There are times when you argue but you aren’t exactly sure what you are arguing about. Your spouse will remain a mystery to you, and there are crucial moments when it will drive you crazy. CavWife is often saying she’s trying to understand how I think. She never will. I don’t understand how I think sometimes. And I don’t understand how she thinks somehow.
CavWife has what she calls the principle of even wear. This is the reason for the periodic moving of the furniture, the turning of the cushions and the mattress. This often involves work for me. And I feel discombobulated in my home for a few days until I understand the new lay of the land. This happened every few months in Florida. In our new home, the living room only works in one layout so only the cushions get flipped.
But the principle of even wear does not apply to towels. Why? I don’t know. I don’t get it. So when she washes the towels, they are not replaced with the next set towels. So inevitably I’m left standing there with wet hands. Like a kid, I wipe them on my pants. We’ve tried to discuss this. We get nowhere, we hit the wall of incomprehensibility.
We are in the process of preparing for the adoption of 2 children. CavWife wants to wait to paint the room until we choose quilts. Huh? Most of you women get this. Guys, we don’t care if the quilt matches the walls. We just want to get the painting done so we can watch the game. The wall of incomprehensibility.
This is a silly example. It is not significant, though it can cause frustration on my part. The problem is that sometimes that wall is in an important place. This can create huge problems in a marriage. But the problem gets bigger if, as Kathy notes, we begin to attribute sinful motives to the other person. We’ve moved from differences of perspective into sinful attitudes. As Paul Tripp would say, this is when the internal lawyers get involved to defend us and prosecute our spouse. If we don’t back off and recognize the root of the disagreement, we may contact the flesh and blood lawyers.

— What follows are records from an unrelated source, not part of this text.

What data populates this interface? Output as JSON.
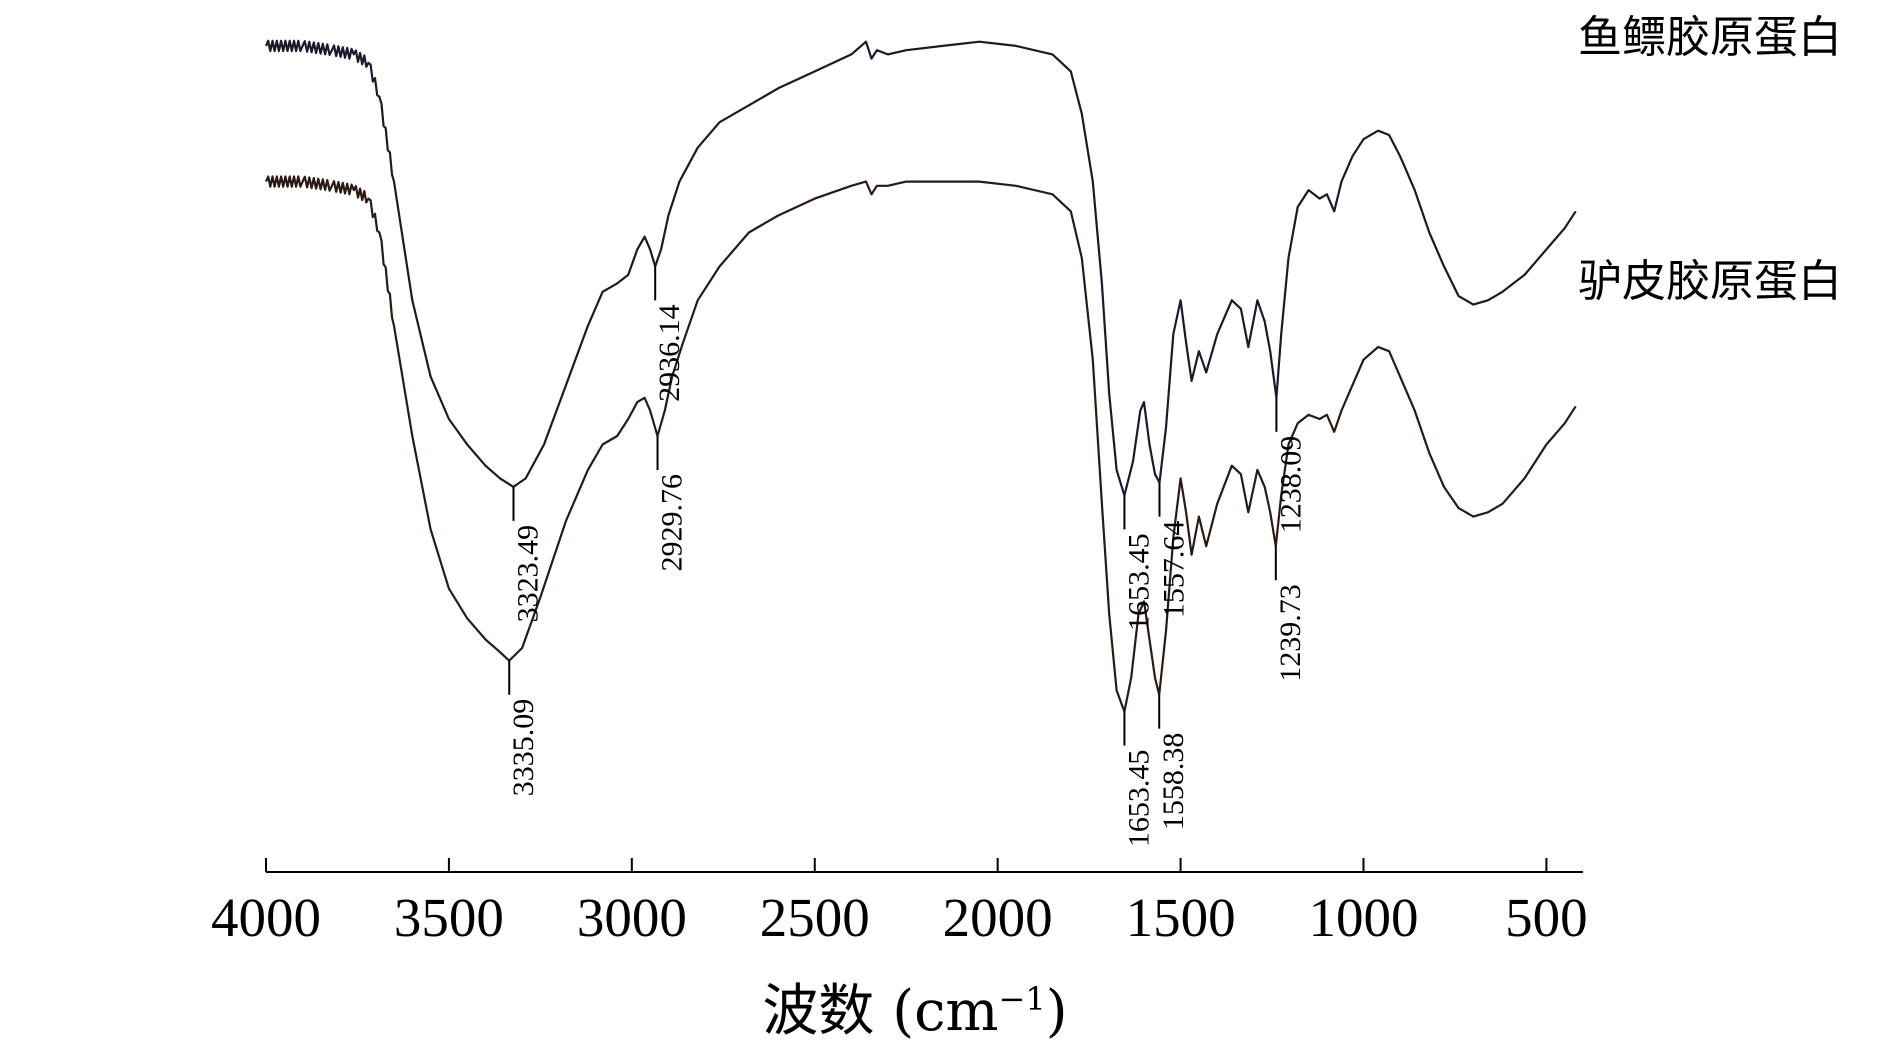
{
  "chart_data": {
    "type": "line",
    "xlabel": "波数 (cm",
    "xlabel_sup": "−1",
    "xlabel_close": ")",
    "xlim": [
      4000,
      400
    ],
    "x_reversed": true,
    "xticks": [
      4000,
      3500,
      3000,
      2500,
      2000,
      1500,
      1000,
      500
    ],
    "xtick_labels": [
      "4000",
      "3500",
      "3000",
      "2500",
      "2000",
      "1500",
      "1000",
      "500"
    ],
    "y_axis_shown": false,
    "grid": false,
    "y_units": "transmittance (relative, stacked)",
    "series": [
      {
        "name": "鱼鳔胶原蛋白",
        "color": "#1a1a2e",
        "points": [
          [
            4000,
            0.96
          ],
          [
            3900,
            0.96
          ],
          [
            3820,
            0.955
          ],
          [
            3760,
            0.95
          ],
          [
            3720,
            0.94
          ],
          [
            3690,
            0.9
          ],
          [
            3650,
            0.8
          ],
          [
            3600,
            0.66
          ],
          [
            3550,
            0.57
          ],
          [
            3500,
            0.52
          ],
          [
            3450,
            0.49
          ],
          [
            3400,
            0.465
          ],
          [
            3360,
            0.45
          ],
          [
            3323.49,
            0.44
          ],
          [
            3290,
            0.45
          ],
          [
            3240,
            0.49
          ],
          [
            3180,
            0.56
          ],
          [
            3120,
            0.63
          ],
          [
            3080,
            0.67
          ],
          [
            3040,
            0.68
          ],
          [
            3010,
            0.69
          ],
          [
            2985,
            0.72
          ],
          [
            2965,
            0.735
          ],
          [
            2950,
            0.72
          ],
          [
            2936.14,
            0.7
          ],
          [
            2920,
            0.72
          ],
          [
            2900,
            0.76
          ],
          [
            2870,
            0.8
          ],
          [
            2820,
            0.84
          ],
          [
            2760,
            0.87
          ],
          [
            2680,
            0.89
          ],
          [
            2600,
            0.91
          ],
          [
            2500,
            0.93
          ],
          [
            2400,
            0.95
          ],
          [
            2360,
            0.965
          ],
          [
            2345,
            0.945
          ],
          [
            2330,
            0.955
          ],
          [
            2300,
            0.95
          ],
          [
            2250,
            0.955
          ],
          [
            2150,
            0.96
          ],
          [
            2050,
            0.965
          ],
          [
            1950,
            0.96
          ],
          [
            1850,
            0.95
          ],
          [
            1800,
            0.93
          ],
          [
            1770,
            0.88
          ],
          [
            1740,
            0.8
          ],
          [
            1715,
            0.68
          ],
          [
            1695,
            0.55
          ],
          [
            1675,
            0.46
          ],
          [
            1653.45,
            0.43
          ],
          [
            1630,
            0.47
          ],
          [
            1610,
            0.53
          ],
          [
            1600,
            0.54
          ],
          [
            1585,
            0.49
          ],
          [
            1570,
            0.455
          ],
          [
            1557.64,
            0.445
          ],
          [
            1540,
            0.51
          ],
          [
            1520,
            0.62
          ],
          [
            1500,
            0.66
          ],
          [
            1485,
            0.61
          ],
          [
            1470,
            0.565
          ],
          [
            1450,
            0.6
          ],
          [
            1430,
            0.575
          ],
          [
            1400,
            0.62
          ],
          [
            1360,
            0.66
          ],
          [
            1335,
            0.65
          ],
          [
            1315,
            0.605
          ],
          [
            1290,
            0.66
          ],
          [
            1270,
            0.635
          ],
          [
            1255,
            0.6
          ],
          [
            1238.09,
            0.545
          ],
          [
            1225,
            0.62
          ],
          [
            1205,
            0.71
          ],
          [
            1180,
            0.77
          ],
          [
            1150,
            0.79
          ],
          [
            1120,
            0.78
          ],
          [
            1100,
            0.785
          ],
          [
            1080,
            0.765
          ],
          [
            1060,
            0.8
          ],
          [
            1030,
            0.83
          ],
          [
            1000,
            0.85
          ],
          [
            960,
            0.86
          ],
          [
            930,
            0.855
          ],
          [
            900,
            0.83
          ],
          [
            860,
            0.79
          ],
          [
            820,
            0.74
          ],
          [
            780,
            0.7
          ],
          [
            740,
            0.665
          ],
          [
            700,
            0.655
          ],
          [
            660,
            0.66
          ],
          [
            620,
            0.67
          ],
          [
            560,
            0.69
          ],
          [
            500,
            0.72
          ],
          [
            450,
            0.745
          ],
          [
            420,
            0.765
          ]
        ],
        "label_text": "鱼鳔胶原蛋白"
      },
      {
        "name": "驴皮胶原蛋白",
        "color": "#2b1a14",
        "points": [
          [
            4000,
            0.8
          ],
          [
            3900,
            0.8
          ],
          [
            3820,
            0.795
          ],
          [
            3760,
            0.79
          ],
          [
            3720,
            0.78
          ],
          [
            3690,
            0.74
          ],
          [
            3650,
            0.63
          ],
          [
            3600,
            0.5
          ],
          [
            3550,
            0.39
          ],
          [
            3500,
            0.32
          ],
          [
            3450,
            0.285
          ],
          [
            3400,
            0.26
          ],
          [
            3360,
            0.245
          ],
          [
            3335.09,
            0.235
          ],
          [
            3300,
            0.25
          ],
          [
            3250,
            0.31
          ],
          [
            3180,
            0.4
          ],
          [
            3120,
            0.46
          ],
          [
            3080,
            0.49
          ],
          [
            3040,
            0.5
          ],
          [
            3010,
            0.52
          ],
          [
            2985,
            0.54
          ],
          [
            2965,
            0.545
          ],
          [
            2950,
            0.53
          ],
          [
            2929.76,
            0.5
          ],
          [
            2910,
            0.53
          ],
          [
            2890,
            0.57
          ],
          [
            2860,
            0.61
          ],
          [
            2820,
            0.66
          ],
          [
            2760,
            0.7
          ],
          [
            2680,
            0.74
          ],
          [
            2600,
            0.76
          ],
          [
            2500,
            0.78
          ],
          [
            2400,
            0.795
          ],
          [
            2360,
            0.8
          ],
          [
            2345,
            0.785
          ],
          [
            2330,
            0.795
          ],
          [
            2300,
            0.795
          ],
          [
            2250,
            0.8
          ],
          [
            2150,
            0.8
          ],
          [
            2050,
            0.8
          ],
          [
            1950,
            0.795
          ],
          [
            1850,
            0.785
          ],
          [
            1800,
            0.765
          ],
          [
            1770,
            0.71
          ],
          [
            1740,
            0.59
          ],
          [
            1715,
            0.42
          ],
          [
            1695,
            0.29
          ],
          [
            1675,
            0.2
          ],
          [
            1653.45,
            0.175
          ],
          [
            1635,
            0.215
          ],
          [
            1615,
            0.29
          ],
          [
            1600,
            0.305
          ],
          [
            1585,
            0.26
          ],
          [
            1570,
            0.215
          ],
          [
            1558.38,
            0.195
          ],
          [
            1540,
            0.27
          ],
          [
            1520,
            0.38
          ],
          [
            1500,
            0.45
          ],
          [
            1485,
            0.41
          ],
          [
            1470,
            0.36
          ],
          [
            1450,
            0.405
          ],
          [
            1430,
            0.37
          ],
          [
            1400,
            0.42
          ],
          [
            1360,
            0.465
          ],
          [
            1335,
            0.455
          ],
          [
            1315,
            0.41
          ],
          [
            1290,
            0.46
          ],
          [
            1270,
            0.44
          ],
          [
            1255,
            0.41
          ],
          [
            1239.73,
            0.37
          ],
          [
            1225,
            0.43
          ],
          [
            1205,
            0.49
          ],
          [
            1180,
            0.515
          ],
          [
            1150,
            0.525
          ],
          [
            1120,
            0.52
          ],
          [
            1100,
            0.525
          ],
          [
            1080,
            0.505
          ],
          [
            1060,
            0.53
          ],
          [
            1030,
            0.56
          ],
          [
            1000,
            0.59
          ],
          [
            960,
            0.605
          ],
          [
            930,
            0.6
          ],
          [
            900,
            0.57
          ],
          [
            860,
            0.53
          ],
          [
            820,
            0.48
          ],
          [
            780,
            0.44
          ],
          [
            740,
            0.415
          ],
          [
            700,
            0.405
          ],
          [
            660,
            0.41
          ],
          [
            620,
            0.42
          ],
          [
            560,
            0.45
          ],
          [
            500,
            0.49
          ],
          [
            450,
            0.515
          ],
          [
            420,
            0.535
          ]
        ],
        "label_text": "驴皮胶原蛋白"
      }
    ],
    "annotations": [
      {
        "series": 0,
        "x": 3323.49,
        "label": "3323.49"
      },
      {
        "series": 0,
        "x": 2936.14,
        "label": "2936.14"
      },
      {
        "series": 0,
        "x": 1653.45,
        "label": "1653.45"
      },
      {
        "series": 0,
        "x": 1557.64,
        "label": "1557.64"
      },
      {
        "series": 0,
        "x": 1238.09,
        "label": "1238.09"
      },
      {
        "series": 1,
        "x": 3335.09,
        "label": "3335.09"
      },
      {
        "series": 1,
        "x": 2929.76,
        "label": "2929.76"
      },
      {
        "series": 1,
        "x": 1653.45,
        "label": "1653.45"
      },
      {
        "series": 1,
        "x": 1558.38,
        "label": "1558.38"
      },
      {
        "series": 1,
        "x": 1239.73,
        "label": "1239.73"
      }
    ]
  }
}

If you don’t recognize that your spouse has a different perspective on things, and that it might be rooted in gender differences you will cause untold damage in your marriage. You will make all sorts of accusations that hurt the other needlessly.
What are some of the gender differences that are often misunderstood, and often corrupted. Kathy mentions the male propensity for independence. Men typically need more time apart from their spouse. They move into the world, but they come back. The woman can see this as rejection. The man, in his sin, can turn this into individualism in which the man never returns home emotionally. He remains disconnected, as if he has no need of his wife or afraid of being consumed by her seeming neediness.
Women are more interdependent, more relational in their approach to life. They nurture others and need others. This can look, to some men’s perspective as helplessness, or simply dependence.
The hope we have, in the midst of the wall of incomprehensibility, is the gospel. We discover that we are loved and accepted despite our flaws, real or imagined. We discover that as objects of his love and affection, we can offer love and affection to other unlovely, at the moment anyway, people like our spouses. The power to love them does not come from us. It ultimately comes from him who loved us and gave his life as an atoning sacrifice. The wall of hostility between the spouses can be breached just as much as the one between Jew and Gentile was. Jesus does not make us like one another. He makes us like Himself, particularly in the capacity to love people we don’t understand.